A peine remis de nos émotions que le prochain challenge nous attend à quelques dizaines de kilomètres : un pont détruit depuis plusieurs années et une rivière impossible à traverser à moto. Notre avantage, c’est que d’autres l’ont fait avant nous, et donc on sait directement ce qui nous attend.
Actuellement, il n’existe que deux solutions pour la traverser : payer le gardien du pont ferroviaire pour qu’il nous laisse passer, ce qui peut être soit cher, soit long s’il faut attendre qu’il se décide à accepter, puisque c’est totalement illégal.

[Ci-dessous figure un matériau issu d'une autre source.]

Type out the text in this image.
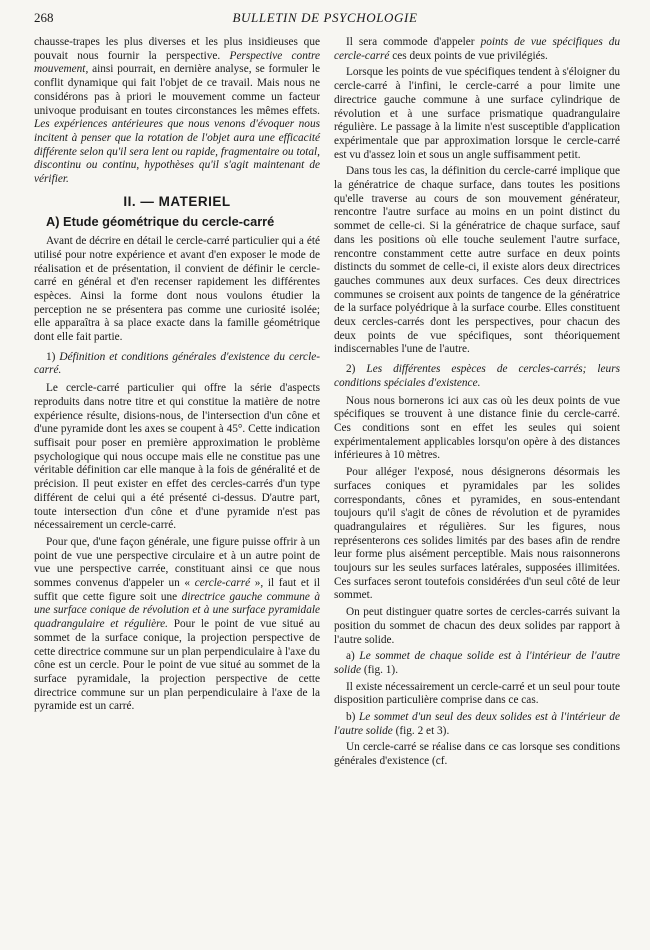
268	BULLETIN DE PSYCHOLOGIE

chausse-trapes les plus diverses et les plus insidieuses que pouvait nous fournir la perspective. Perspective contre mouvement, ainsi pourrait, en dernière analyse, se formuler le conflit dynamique qui fait l'objet de ce travail. Mais nous ne considérons pas à priori le mouvement comme un facteur univoque produisant en toutes circonstances les mêmes effets. Les expériences antérieures que nous venons d'évoquer nous incitent à penser que la rotation de l'objet aura une efficacité différente selon qu'il sera lent ou rapide, fragmentaire ou total, discontinu ou continu, hypothèses qu'il s'agit maintenant de vérifier.

II. — MATERIEL
A) Etude géométrique du cercle-carré

Avant de décrire en détail le cercle-carré particulier qui a été utilisé pour notre expérience et avant d'en exposer le mode de réalisation et de présentation, il convient de définir le cercle-carré en général et d'en recenser rapidement les différentes espèces. Ainsi la forme dont nous voulons étudier la perception ne se présentera pas comme une curiosité isolée; elle apparaîtra à sa place exacte dans la famille géométrique dont elle fait partie.

1) Définition et conditions générales d'existence du cercle-carré.

Le cercle-carré particulier qui offre la série d'aspects reproduits dans notre titre et qui constitue la matière de notre expérience résulte, disions-nous, de l'intersection d'un cône et d'une pyramide dont les axes se coupent à 45°. Cette indication suffisait pour poser en première approximation le problème psychologique qui nous occupe mais elle ne constitue pas une véritable définition car elle manque à la fois de généralité et de précision. Il peut exister en effet des cercles-carrés d'un type différent de celui qui a été présenté ci-dessus. D'autre part, toute intersection d'un cône et d'une pyramide n'est pas nécessairement un cercle-carré.

Pour que, d'une façon générale, une figure puisse offrir à un point de vue une perspective circulaire et à un autre point de vue une perspective carrée, constituant ainsi ce que nous sommes convenus d'appeler un « cercle-carré », il faut et il suffit que cette figure soit une directrice gauche commune à une surface conique de révolution et à une surface pyramidale quadrangulaire et régulière. Pour le point de vue situé au sommet de la surface conique, la projection perspective de cette directrice commune sur un plan perpendiculaire à l'axe du cône est un cercle. Pour le point de vue situé au sommet de la surface pyramidale, la projection perspective de cette directrice commune sur un plan perpendiculaire à l'axe de la pyramide est un carré.

Il sera commode d'appeler points de vue spécifiques du cercle-carré ces deux points de vue privilégiés.

Lorsque les points de vue spécifiques tendent à s'éloigner du cercle-carré à l'infini, le cercle-carré a pour limite une directrice gauche commune à une surface cylindrique de révolution et à une surface prismatique quadrangulaire régulière. Le passage à la limite n'est susceptible d'application expérimentale que par approximation lorsque le cercle-carré est vu d'assez loin et sous un angle suffisamment petit.

Dans tous les cas, la définition du cercle-carré implique que la génératrice de chaque surface, dans toutes les positions qu'elle traverse au cours de son mouvement générateur, rencontre l'autre surface au moins en un point distinct du sommet de celle-ci. Si la génératrice de chaque surface, sauf dans les positions où elle touche seulement l'autre surface, rencontre constamment cette autre surface en deux points distincts du sommet de celle-ci, il existe alors deux directrices gauches communes aux deux surfaces. Ces deux directrices communes se croisent aux points de tangence de la génératrice de la surface polyédrique à la surface courbe. Elles constituent deux cercles-carrés dont les perspectives, pour chacun des deux points de vue spécifiques, sont théoriquement indiscernables l'une de l'autre.

2) Les différentes espèces de cercles-carrés; leurs conditions spéciales d'existence.

Nous nous bornerons ici aux cas où les deux points de vue spécifiques se trouvent à une distance finie du cercle-carré. Ces conditions sont en effet les seules qui soient expérimentalement applicables lorsqu'on opère à des distances inférieures à 10 mètres.

Pour alléger l'exposé, nous désignerons désormais les surfaces coniques et pyramidales par les solides correspondants, cônes et pyramides, en sous-entendant toujours qu'il s'agit de cônes de révolution et de pyramides quadrangulaires et régulières. Sur les figures, nous représenterons ces solides limités par des bases afin de rendre leur forme plus aisément perceptible. Mais nous raisonnerons toujours sur les seules surfaces latérales, supposées illimitées. Ces surfaces seront toutefois considérées d'un seul côté de leur sommet.

On peut distinguer quatre sortes de cercles-carrés suivant la position du sommet de chacun des deux solides par rapport à l'autre solide.

a) Le sommet de chaque solide est à l'intérieur de l'autre solide (fig. 1).

Il existe nécessairement un cercle-carré et un seul pour toute disposition particulière comprise dans ce cas.

b) Le sommet d'un seul des deux solides est à l'intérieur de l'autre solide (fig. 2 et 3).

Un cercle-carré se réalise dans ce cas lorsque ses conditions générales d'existence (cf.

La seconde option, c’est de payer un camionneur pour qu’il nous transporte de l’autre côté.
On s’arrête à tout hasard dans un petit bled pourri comme il y en a tant sur la BAM et quelle surprise de tomber sur un Allemand qui habite ici ! Le gars a rencontré sa femme sur Internet et est venu ouvrir un petit kiosque ici, au milieu de nul part ! Invraisemblable !
Il nous invite à prendre un thé chez lui et, très rapidement, nous sommes l’attraction du jour. Pendant que tous les enfants débarquent et veulent monter sur les motos, essayer nos casques et faires des photos, une vieille babouchka me lit les lignes de vie dans mes mains et je ne comprends pas la moitié de ce qu’elle me raconte, mais peu importe...
On fait également connaissance du seul motard de ce village, qui arrive sans casque et en schlapp au guidon de sa Honda Hornet 900 !
C’est difficile d’imaginer le comique de la situation sans avoir été sur place. Le gars habite dans un endroit où il n’y a pas la moindre route goudronnée, à des centaines de kilomètres à la ronde et possède une moto de route avec des pneus lisses... Je sais bien que les règles s’appliquant aux communs des mortels ne s’appliquent pas aux Russes, mais quand même, je ne peux pas croire qu’il ait pu amener cette moto ici autrement qu’en train ! Malheureusement, à cause de la mémé qui ne voulait pas lâcher mes mains, je n'en saurai pas plus...
Grâce à notre ami allemand, on trouve un chauffeur qui veut bien nous faire traverser la rivière pour 5000 roubles pour les trois.
Aussitôt dit, aussitôt fait, on charge les trois motos dans la benne du camion et il traverse la rivière en quelques minutes sans le moindre problème. Les camions russes, c’est un peu aux camions ce que Chuck Norris est aux hommes, rien ne peut les arrêter.
La pluie recommence à tomber et il commence à se faire tard. On doit trouver au plus vite une place pour dormir.
A un point, la route se sépare en deux, et Ian, qui roule normalement devant traverse une rivière à contre-courant pour emprunter la piste de droite.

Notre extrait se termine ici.